Es un talento refinado, que no se aprende en un par de semanas. El titiritero pulsa sus hilos y el muñeco sacude el pincel, lo embarra en acuarela y avanza hasta el caballete. A veces viene un perro y el muñeco lo mira cautelosamente, sin dejar de trabajar, y luego le acaricia el hocico.

El muñeco pinta en un cuartucho que puede ser el de cualquier habanero, manchado por la pintura y del cual cuelgan dos balcones enclenques

Las personas miran la escena fascinadas: el muñeco pinta en un cuartucho que puede ser el de cualquier habanero, manchado por la pintura y del cual cuelgan dos balcones enclenques. Suena un blues de Louis Armstrong en la habitación y, cuando acaba la música, dejan caer algunas monedas en la cubeta de la Galería Morionet.

A menos que sean turistas, los transeúntes no pueden ofrecer mucho y, tras distraerse por poco tiempo de las preocupaciones con el espectáculo, deben seguir caminando por una ciudad cada vez más inhóspita. Dos policías miran con recelo al joven, que sigue en lo suyo sin prestarles mayor atención.

En las aceras, los camareros de las paladares se abalanzan sobre la gente, los interrumpen y despliegan el menú de los restaurantes sin que se pueda hacer nada para evitarlos. Nadie puede darse el lujo de comer en La Habana Vieja, pero ellos deben verse activos y encantadores, para que el dueño, que también tiene que defender su negocio, justifique sus salarios.

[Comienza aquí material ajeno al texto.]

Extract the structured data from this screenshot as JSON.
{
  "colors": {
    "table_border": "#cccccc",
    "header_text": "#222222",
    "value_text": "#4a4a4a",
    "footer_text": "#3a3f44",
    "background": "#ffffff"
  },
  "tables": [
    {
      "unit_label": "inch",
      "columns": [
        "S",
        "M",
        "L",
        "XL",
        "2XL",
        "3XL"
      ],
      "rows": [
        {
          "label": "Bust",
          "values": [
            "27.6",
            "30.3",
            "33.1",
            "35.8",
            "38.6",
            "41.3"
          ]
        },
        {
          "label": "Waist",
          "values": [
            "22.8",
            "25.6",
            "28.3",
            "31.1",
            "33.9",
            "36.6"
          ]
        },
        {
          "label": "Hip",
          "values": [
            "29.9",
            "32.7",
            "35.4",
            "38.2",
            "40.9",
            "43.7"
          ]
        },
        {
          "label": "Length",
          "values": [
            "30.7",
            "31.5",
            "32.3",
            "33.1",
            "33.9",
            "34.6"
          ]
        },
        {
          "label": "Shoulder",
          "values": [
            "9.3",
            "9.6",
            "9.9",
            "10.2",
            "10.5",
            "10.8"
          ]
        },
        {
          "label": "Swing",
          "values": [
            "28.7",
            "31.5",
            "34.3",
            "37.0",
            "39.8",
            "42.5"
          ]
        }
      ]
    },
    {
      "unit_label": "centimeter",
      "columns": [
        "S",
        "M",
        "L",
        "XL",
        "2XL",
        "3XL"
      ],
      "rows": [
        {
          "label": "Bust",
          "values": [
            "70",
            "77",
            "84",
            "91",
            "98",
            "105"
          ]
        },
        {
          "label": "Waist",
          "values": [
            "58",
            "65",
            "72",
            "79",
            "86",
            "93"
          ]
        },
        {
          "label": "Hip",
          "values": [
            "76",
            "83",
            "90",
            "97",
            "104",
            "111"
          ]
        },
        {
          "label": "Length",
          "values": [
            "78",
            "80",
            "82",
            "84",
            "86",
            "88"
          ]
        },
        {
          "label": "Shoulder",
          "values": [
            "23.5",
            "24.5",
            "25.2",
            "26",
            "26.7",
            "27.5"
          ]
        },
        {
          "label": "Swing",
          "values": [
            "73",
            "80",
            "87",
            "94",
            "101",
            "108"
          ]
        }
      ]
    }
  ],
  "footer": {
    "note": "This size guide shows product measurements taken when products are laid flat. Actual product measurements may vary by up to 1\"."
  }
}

Sentado en el contén de la acera, un mulato vestido de blanco impoluto ofrece una lectura de cartas. A su lado, un pomo de agua y un paño donde coloca la baraja, lista para una nueva adivinación. Pero nadie se detiene y él, aburrido, se levanta, se alisa la ropa y vuelve a sentarse.

En otra esquina, un caricaturista dibuja retratos de celebridades como Chucho Valdés y Alicia Alonso. Los niños les piden a sus padres que se dejen captar por el artista, y el hombre se pone manos a la obra: curvado sobre su espalda, sostiene una tablilla en una mano y con la otra manipula su bolígrafo.

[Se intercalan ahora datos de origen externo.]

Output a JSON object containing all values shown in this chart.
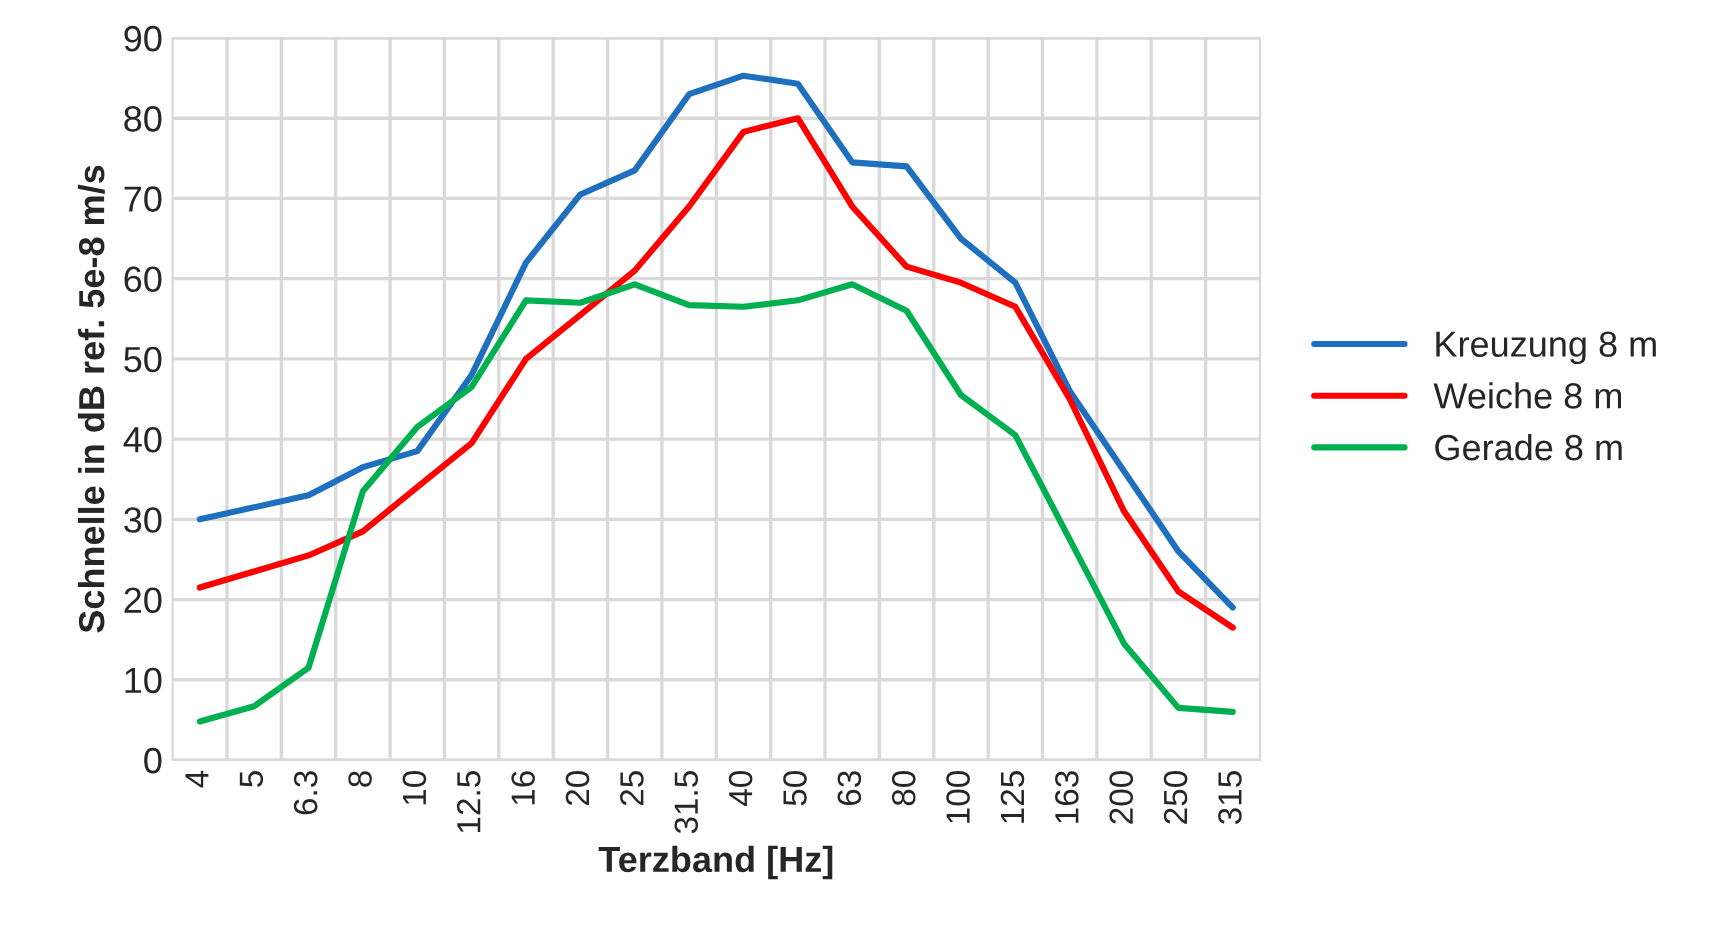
{
  "chart_data": {
    "type": "line",
    "xlabel": "Terzband [Hz]",
    "ylabel": "Schnelle in dB ref. 5e-8 m/s",
    "categories": [
      "4",
      "5",
      "6.3",
      "8",
      "10",
      "12.5",
      "16",
      "20",
      "25",
      "31.5",
      "40",
      "50",
      "63",
      "80",
      "100",
      "125",
      "163",
      "200",
      "250",
      "315"
    ],
    "series": [
      {
        "name": "Kreuzung 8 m",
        "color": "#1f6fbf",
        "values": [
          30,
          31.5,
          33,
          36.5,
          38.5,
          48,
          62,
          70.5,
          73.5,
          83,
          85.3,
          84.3,
          74.5,
          74,
          65,
          59.5,
          46,
          36,
          26,
          19
        ]
      },
      {
        "name": "Weiche 8 m",
        "color": "#ff0000",
        "values": [
          21.5,
          23.5,
          25.5,
          28.5,
          34,
          39.5,
          50,
          55.5,
          61,
          69,
          78.3,
          80,
          69,
          61.5,
          59.5,
          56.5,
          45,
          31,
          21,
          16.5
        ]
      },
      {
        "name": "Gerade 8 m",
        "color": "#00b050",
        "values": [
          4.8,
          6.7,
          11.5,
          33.5,
          41.5,
          46.5,
          57.3,
          57,
          59.3,
          56.7,
          56.5,
          57.3,
          59.3,
          56,
          45.5,
          40.5,
          27.5,
          14.5,
          6.5,
          6
        ]
      }
    ],
    "ylim": [
      0,
      90
    ],
    "yticks": [
      0,
      10,
      20,
      30,
      40,
      50,
      60,
      70,
      80,
      90
    ],
    "grid": true,
    "legend": "right"
  }
}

Bullangueros y vestidos con ropas de colorines, estos artistas urbanos apenas logran ahora recoger unos pocos billetes en sus sombreros de retazos y cascabeles

Los zanqueros también se han vuelto parte del paisaje de la ciudad, en especial en grupos que transitan por las calles con mayor número de turistas. Bullangueros y vestidos con ropas de colorines, estos artistas urbanos apenas logran ahora recoger unos pocos billetes en sus sombreros de retazos y cascabeles, pues la poca llegada de viajeros los ha dejado prácticamente sin clientes.

Subidos sobre sus postes de madera esperan en alguna esquina un ómnibus de Transtur del que brote algún pequeño grupo, en los alrededores de la Plaza de Armas o del Castillo de la Fuerza. El espectáculo es breve, para evitar que los turistas regresen a la guagua sin haber dejado algo de dinero que, entre risas y canciones, les hacen saber que será mejor recibido si son "euros o dólares para estos artistas callejeros".

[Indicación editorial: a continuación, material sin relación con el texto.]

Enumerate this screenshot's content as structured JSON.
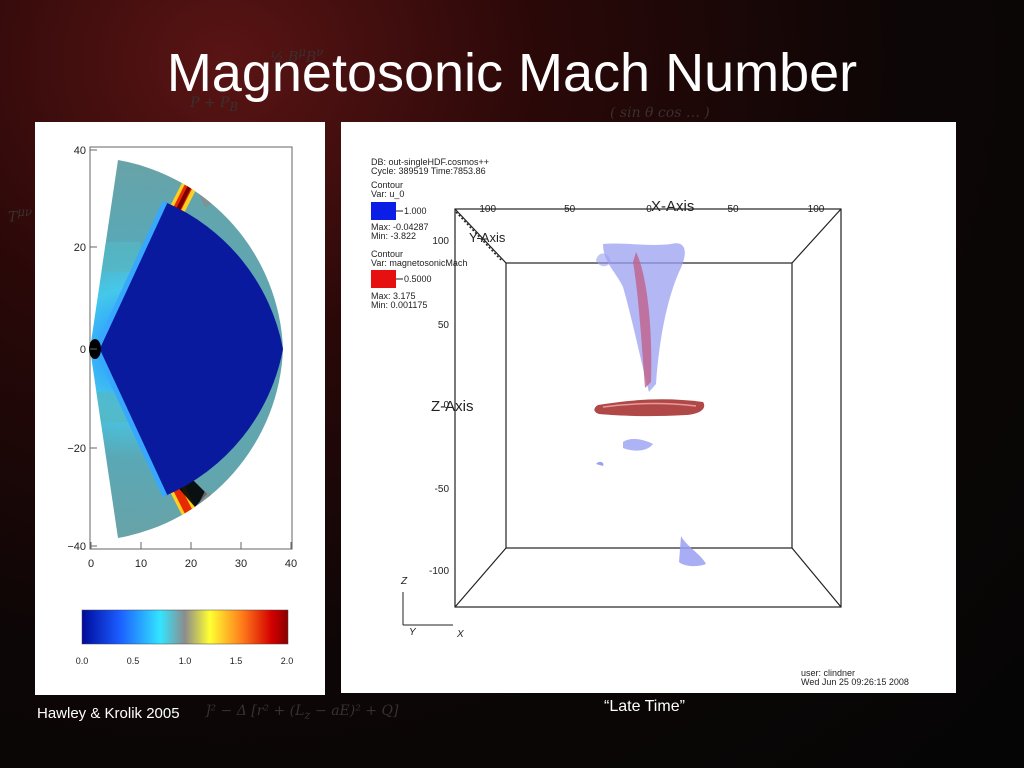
{
  "title": "Magnetosonic Mach Number",
  "left_plot": {
    "y_ticks": [
      "40",
      "20",
      "0",
      "−20",
      "−40"
    ],
    "x_ticks": [
      "0",
      "10",
      "20",
      "30",
      "40"
    ],
    "colorbar_ticks": [
      "0.0",
      "0.5",
      "1.0",
      "1.5",
      "2.0"
    ],
    "colorbar_colors": [
      "#000a9a",
      "#1a5cff",
      "#33e5ff",
      "#8c8c8c",
      "#ffff33",
      "#ff7a1a",
      "#d40000",
      "#8a0000"
    ]
  },
  "right_plot": {
    "db_line": "DB: out-singleHDF.cosmos++",
    "cycle_line": "Cycle: 389519   Time:7853.86",
    "contour1": {
      "heading": "Contour",
      "var": "Var: u_0",
      "level": "1.000",
      "max": "Max: -0.04287",
      "min": "Min: -3.822",
      "color": "#0a1ee6"
    },
    "contour2": {
      "heading": "Contour",
      "var": "Var: magnetosonicMach",
      "level": "0.5000",
      "max": "Max: 3.175",
      "min": "Min: 0.001175",
      "color": "#e61010"
    },
    "x_axis_label": "X-Axis",
    "y_axis_label": "Y-Axis",
    "z_axis_label": "Z-Axis",
    "x_ticks": [
      "-100",
      "-50",
      "0",
      "50",
      "100"
    ],
    "z_ticks": [
      "100",
      "50",
      "0",
      "-50",
      "-100"
    ],
    "triad_z": "Z",
    "triad_y": "Y",
    "triad_x": "X",
    "user_line": "user: clindner",
    "date_line": "Wed Jun 25 09:26:15 2008"
  },
  "caption_right": "“Late Time”",
  "caption_left": "Hawley & Krolik 2005"
}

Fuera del área turística, la situación adquiere sus tintes más lamentables. No es extraño encontrar a una anciana en bata de casa, sucia, que pide dinero para comprar unas pocas libras de boniato, o un pagador de promesas que arrastra una piedra, prendida a su tobillo con una cadena. A medida que avanza, como si fuera un alma en pena, alarga una palangana para que alguien le arroje unos kilos. La gente que lo mira, impresionados por las marcas en la pierna, poco tiene que darle.